Love — Da Capo
My interest in Love piqued by my friend Shawn at Forever Changes records, and having picked up their first album from Sundazed, I went back to him for more. He gave me this, but with some hesitancy. “The second side . . . it’s a mess.” Well, of course – it’s an album from 1966. The entire second side is one song, titled “Revelation.” I’ve been around the block, so I think I know what I’m getting into. Listen, I willingly listen to the entire “Happiness Stan” song cycle on the second side of Small Faces’ “Ogden’s Nut Gone Flake.” And I like it. (As an aside, we have declared that Small Faces cycle to be the very height of something we call Gnome Rock.) So, I think I can take it.

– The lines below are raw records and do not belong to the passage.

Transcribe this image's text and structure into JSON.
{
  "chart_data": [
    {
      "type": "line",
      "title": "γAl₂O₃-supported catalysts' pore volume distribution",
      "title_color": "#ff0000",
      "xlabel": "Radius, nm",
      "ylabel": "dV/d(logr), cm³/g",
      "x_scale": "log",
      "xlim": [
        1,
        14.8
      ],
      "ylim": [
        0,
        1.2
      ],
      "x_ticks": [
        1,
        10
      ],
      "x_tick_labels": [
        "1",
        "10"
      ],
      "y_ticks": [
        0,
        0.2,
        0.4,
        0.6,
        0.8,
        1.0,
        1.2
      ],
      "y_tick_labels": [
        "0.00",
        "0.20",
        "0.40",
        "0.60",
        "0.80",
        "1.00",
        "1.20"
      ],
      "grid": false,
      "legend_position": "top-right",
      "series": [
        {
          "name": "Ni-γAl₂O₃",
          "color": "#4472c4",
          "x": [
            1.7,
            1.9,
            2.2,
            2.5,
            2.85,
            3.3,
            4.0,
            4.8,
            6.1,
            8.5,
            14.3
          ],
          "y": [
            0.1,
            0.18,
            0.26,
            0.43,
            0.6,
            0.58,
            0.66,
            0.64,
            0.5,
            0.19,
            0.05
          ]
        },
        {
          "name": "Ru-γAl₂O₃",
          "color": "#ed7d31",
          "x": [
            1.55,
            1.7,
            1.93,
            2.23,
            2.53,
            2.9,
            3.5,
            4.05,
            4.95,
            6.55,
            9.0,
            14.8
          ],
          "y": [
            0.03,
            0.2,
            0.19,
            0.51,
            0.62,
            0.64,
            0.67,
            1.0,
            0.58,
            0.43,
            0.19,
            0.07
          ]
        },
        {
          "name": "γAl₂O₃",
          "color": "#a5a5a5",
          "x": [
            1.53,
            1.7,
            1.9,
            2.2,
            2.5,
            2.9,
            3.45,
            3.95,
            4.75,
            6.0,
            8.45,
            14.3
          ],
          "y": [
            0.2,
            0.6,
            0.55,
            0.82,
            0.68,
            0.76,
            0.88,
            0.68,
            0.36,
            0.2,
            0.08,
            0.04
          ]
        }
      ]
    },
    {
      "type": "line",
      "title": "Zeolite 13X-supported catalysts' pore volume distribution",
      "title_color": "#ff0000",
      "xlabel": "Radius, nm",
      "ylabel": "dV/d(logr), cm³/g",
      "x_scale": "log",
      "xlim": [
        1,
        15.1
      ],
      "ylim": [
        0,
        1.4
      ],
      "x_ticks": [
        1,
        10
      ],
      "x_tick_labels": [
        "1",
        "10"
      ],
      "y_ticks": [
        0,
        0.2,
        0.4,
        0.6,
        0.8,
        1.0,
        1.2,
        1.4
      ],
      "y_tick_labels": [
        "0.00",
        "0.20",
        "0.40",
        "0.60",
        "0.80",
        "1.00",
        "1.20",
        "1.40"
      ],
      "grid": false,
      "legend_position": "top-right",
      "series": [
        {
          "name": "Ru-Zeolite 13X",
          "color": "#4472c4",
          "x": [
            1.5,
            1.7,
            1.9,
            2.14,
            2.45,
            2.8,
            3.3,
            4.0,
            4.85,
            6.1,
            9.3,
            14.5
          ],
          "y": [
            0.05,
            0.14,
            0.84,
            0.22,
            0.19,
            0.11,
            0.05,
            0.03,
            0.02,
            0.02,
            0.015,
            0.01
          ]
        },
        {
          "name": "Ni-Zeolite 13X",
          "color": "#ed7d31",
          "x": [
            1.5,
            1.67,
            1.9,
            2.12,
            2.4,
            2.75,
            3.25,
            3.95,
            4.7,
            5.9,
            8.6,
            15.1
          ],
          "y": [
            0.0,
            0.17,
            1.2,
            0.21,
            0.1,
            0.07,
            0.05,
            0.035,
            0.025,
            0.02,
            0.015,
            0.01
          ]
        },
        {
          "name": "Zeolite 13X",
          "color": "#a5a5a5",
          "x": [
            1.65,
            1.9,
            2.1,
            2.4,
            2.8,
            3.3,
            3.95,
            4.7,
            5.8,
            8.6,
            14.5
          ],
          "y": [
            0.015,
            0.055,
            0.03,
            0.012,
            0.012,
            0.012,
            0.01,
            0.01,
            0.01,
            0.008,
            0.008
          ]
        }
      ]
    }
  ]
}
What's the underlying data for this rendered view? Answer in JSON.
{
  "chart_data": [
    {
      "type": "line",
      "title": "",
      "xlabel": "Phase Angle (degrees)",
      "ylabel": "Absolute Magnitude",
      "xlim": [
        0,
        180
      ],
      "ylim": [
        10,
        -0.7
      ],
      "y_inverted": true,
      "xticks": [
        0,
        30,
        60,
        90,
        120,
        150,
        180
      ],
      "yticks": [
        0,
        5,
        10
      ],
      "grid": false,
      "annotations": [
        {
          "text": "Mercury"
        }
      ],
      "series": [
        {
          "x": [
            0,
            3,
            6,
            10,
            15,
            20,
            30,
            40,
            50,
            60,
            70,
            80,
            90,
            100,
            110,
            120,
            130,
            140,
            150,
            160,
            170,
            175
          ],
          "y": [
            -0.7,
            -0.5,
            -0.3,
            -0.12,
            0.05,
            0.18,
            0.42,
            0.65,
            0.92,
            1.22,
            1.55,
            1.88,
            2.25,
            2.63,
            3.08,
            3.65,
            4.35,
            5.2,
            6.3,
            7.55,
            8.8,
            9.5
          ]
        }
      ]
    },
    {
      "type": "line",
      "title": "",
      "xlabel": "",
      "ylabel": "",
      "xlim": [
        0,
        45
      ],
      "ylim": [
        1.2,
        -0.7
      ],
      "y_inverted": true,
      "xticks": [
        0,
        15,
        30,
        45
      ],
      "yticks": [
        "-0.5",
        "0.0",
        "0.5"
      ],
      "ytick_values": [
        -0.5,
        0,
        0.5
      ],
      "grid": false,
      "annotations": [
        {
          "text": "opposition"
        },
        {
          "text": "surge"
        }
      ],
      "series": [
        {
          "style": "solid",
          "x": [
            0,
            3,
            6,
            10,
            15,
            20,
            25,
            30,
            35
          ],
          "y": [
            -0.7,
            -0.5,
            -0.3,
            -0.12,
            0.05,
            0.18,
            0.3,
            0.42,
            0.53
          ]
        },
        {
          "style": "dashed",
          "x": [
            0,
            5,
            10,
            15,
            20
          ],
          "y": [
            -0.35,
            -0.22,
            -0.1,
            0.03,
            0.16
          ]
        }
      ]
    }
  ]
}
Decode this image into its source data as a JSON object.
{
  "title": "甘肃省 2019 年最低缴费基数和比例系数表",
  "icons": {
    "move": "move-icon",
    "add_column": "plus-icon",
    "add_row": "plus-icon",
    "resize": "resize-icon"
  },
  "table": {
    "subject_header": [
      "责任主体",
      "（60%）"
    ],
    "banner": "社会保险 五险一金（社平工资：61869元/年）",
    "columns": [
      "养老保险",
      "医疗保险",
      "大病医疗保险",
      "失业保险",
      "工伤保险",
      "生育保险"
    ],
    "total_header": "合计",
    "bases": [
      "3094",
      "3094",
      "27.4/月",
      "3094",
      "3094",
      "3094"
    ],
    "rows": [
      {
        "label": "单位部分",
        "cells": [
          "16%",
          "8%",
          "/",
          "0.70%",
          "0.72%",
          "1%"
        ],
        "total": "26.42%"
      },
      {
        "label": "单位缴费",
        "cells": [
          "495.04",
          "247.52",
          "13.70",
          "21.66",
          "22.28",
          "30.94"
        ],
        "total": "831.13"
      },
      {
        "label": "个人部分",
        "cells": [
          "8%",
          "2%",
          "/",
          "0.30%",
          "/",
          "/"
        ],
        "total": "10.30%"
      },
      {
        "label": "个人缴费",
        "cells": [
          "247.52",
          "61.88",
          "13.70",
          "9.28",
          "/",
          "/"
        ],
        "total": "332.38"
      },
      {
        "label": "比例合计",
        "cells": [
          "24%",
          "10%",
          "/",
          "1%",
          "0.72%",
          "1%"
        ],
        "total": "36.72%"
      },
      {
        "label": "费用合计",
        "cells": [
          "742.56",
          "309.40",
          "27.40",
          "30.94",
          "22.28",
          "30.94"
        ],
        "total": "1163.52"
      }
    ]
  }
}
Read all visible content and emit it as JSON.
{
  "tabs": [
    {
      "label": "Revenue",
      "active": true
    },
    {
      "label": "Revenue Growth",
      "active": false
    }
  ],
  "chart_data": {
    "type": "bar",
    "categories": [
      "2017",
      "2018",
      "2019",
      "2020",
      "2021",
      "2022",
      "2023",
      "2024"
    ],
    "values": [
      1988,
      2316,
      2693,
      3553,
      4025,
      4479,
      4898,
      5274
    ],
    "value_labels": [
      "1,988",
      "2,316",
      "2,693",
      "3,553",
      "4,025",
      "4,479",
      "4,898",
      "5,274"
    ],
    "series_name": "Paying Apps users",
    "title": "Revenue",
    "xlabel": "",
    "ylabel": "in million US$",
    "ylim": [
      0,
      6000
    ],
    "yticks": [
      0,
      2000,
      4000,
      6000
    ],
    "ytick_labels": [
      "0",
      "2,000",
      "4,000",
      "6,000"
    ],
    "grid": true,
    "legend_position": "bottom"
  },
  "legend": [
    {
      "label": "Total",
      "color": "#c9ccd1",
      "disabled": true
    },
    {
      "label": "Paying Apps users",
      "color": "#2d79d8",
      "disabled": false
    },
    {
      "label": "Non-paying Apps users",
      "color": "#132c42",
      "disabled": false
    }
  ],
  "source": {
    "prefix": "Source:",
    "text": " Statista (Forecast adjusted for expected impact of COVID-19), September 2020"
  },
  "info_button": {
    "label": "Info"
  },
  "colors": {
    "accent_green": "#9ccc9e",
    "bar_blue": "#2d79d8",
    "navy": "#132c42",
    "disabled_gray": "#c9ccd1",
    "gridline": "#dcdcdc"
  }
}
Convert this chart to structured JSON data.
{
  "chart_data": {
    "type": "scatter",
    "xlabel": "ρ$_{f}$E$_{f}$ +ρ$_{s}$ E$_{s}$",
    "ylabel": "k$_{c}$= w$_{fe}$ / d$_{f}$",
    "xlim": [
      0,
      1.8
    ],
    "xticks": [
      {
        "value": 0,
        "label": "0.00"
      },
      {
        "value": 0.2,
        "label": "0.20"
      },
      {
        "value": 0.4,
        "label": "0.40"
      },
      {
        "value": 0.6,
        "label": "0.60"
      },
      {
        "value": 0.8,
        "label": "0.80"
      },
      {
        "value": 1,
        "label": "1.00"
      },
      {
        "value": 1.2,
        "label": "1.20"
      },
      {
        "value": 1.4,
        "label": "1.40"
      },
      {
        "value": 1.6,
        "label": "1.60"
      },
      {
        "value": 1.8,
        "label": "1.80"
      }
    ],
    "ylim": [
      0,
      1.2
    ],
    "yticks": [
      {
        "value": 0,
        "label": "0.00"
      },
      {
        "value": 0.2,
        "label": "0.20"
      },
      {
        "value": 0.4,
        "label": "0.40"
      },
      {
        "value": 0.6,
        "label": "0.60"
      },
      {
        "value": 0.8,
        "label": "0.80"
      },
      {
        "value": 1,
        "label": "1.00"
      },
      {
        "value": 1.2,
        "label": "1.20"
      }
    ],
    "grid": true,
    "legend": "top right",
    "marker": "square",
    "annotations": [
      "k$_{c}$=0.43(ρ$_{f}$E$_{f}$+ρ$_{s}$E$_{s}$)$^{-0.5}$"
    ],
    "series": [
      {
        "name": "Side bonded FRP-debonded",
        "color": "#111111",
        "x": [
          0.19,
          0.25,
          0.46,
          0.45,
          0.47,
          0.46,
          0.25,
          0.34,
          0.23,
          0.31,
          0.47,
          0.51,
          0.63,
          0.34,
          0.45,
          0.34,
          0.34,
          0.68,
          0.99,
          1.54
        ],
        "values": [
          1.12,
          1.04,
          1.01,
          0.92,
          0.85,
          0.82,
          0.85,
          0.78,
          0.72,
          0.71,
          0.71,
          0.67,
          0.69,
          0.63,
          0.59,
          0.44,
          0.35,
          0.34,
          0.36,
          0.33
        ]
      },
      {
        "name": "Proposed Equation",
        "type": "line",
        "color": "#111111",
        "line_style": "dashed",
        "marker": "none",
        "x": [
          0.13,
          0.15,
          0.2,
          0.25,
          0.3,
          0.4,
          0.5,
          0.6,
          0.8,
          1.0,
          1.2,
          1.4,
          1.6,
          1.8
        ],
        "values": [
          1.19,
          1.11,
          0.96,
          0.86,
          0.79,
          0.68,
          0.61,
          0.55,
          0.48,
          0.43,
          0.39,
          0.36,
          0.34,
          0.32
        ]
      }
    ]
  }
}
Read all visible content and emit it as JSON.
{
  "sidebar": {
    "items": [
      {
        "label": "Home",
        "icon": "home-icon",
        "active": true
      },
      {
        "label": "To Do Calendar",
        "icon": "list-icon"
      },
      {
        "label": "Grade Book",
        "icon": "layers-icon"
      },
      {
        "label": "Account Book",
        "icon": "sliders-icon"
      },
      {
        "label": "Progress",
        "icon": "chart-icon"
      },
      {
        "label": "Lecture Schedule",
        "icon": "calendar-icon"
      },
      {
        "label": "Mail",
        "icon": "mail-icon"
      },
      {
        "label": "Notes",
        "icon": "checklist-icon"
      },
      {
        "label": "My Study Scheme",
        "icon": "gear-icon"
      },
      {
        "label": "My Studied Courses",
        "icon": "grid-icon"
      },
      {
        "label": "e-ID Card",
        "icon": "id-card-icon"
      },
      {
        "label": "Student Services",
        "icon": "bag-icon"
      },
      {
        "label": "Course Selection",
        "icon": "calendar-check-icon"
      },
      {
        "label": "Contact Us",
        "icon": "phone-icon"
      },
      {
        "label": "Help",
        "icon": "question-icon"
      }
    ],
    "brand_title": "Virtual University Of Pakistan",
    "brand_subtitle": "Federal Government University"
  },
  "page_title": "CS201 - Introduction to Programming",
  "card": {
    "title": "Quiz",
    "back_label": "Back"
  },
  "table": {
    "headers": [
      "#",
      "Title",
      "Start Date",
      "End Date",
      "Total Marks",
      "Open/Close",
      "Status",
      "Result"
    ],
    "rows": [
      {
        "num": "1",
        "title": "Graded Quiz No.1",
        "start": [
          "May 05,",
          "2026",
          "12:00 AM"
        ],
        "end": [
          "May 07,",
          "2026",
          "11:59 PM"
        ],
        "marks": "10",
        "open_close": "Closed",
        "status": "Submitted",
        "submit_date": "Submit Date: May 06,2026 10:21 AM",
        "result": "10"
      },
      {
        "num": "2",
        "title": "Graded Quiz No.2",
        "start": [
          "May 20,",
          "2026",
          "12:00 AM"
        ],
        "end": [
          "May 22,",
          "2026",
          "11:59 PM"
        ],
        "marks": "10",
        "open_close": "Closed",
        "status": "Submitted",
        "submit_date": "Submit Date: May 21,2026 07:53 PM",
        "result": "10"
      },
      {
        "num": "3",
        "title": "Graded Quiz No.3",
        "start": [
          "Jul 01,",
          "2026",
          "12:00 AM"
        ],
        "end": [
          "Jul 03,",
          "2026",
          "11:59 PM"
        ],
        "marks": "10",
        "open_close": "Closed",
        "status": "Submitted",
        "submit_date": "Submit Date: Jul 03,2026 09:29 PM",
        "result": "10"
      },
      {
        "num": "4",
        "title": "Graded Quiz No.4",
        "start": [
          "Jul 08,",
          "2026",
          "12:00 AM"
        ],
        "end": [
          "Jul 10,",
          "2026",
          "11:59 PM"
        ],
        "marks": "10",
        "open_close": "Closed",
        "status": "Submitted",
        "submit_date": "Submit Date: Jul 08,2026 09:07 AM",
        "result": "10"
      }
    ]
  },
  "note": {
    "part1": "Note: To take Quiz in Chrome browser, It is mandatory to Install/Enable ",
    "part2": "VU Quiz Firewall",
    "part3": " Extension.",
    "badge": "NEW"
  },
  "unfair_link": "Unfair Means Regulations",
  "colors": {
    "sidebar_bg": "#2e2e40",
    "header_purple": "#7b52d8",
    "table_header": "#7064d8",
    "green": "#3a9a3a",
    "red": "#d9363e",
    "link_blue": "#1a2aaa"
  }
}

I brought the record home, sent him a text that I was about to play it, and he responded that he was sorry and if my wife was in the room I might want to rethink it.
But honestly, there were worse 1966ish transgressions out there. That second side of Ogden’s, Eric Burdon’s “Gemini,” Eric Burdon’s “New York 1963 – American 1968” – LSD didn’t always do music any favors. And as freeform as “Revelation” is, it never really comes off the rails. I don’t mind listening to it at all. Is it a song? Not exactly. A jam? Not really. But some interesting freeform? Sure.
I was playing it when my wife was in the room a couple of weeks ago and at some point she peered from behind the newspaper and asked, “What am I listening to?” She was fine with it, just needed to file away its provenance.
The A side is much more straightfoward psychedelic rock, and it’s truly a masterpiece of its time. Included here is an Arthur Lee composition, “7 and 7 Is,” that I first heard done by The Ramones’ “Acid Eaters,” a 1993 collection of covers that finally gave me the long-awaited recorded version of “Palisades Park,” a song they wailed on live and I desperately wanted in permanent form. Typically, “7 and 7 Is” is so spun up here as to sound like a straight-up punk song, which it basically is. But when I heard the Ramones’ version, I had no idea the original was by Love, so missed another opportunity to really be introduced to them.
In addition, there’s some excellent baroque rock in “Stephanie Knows Who,” and the highly cool “She Comes In Colors.” Nothing wrong with this A side.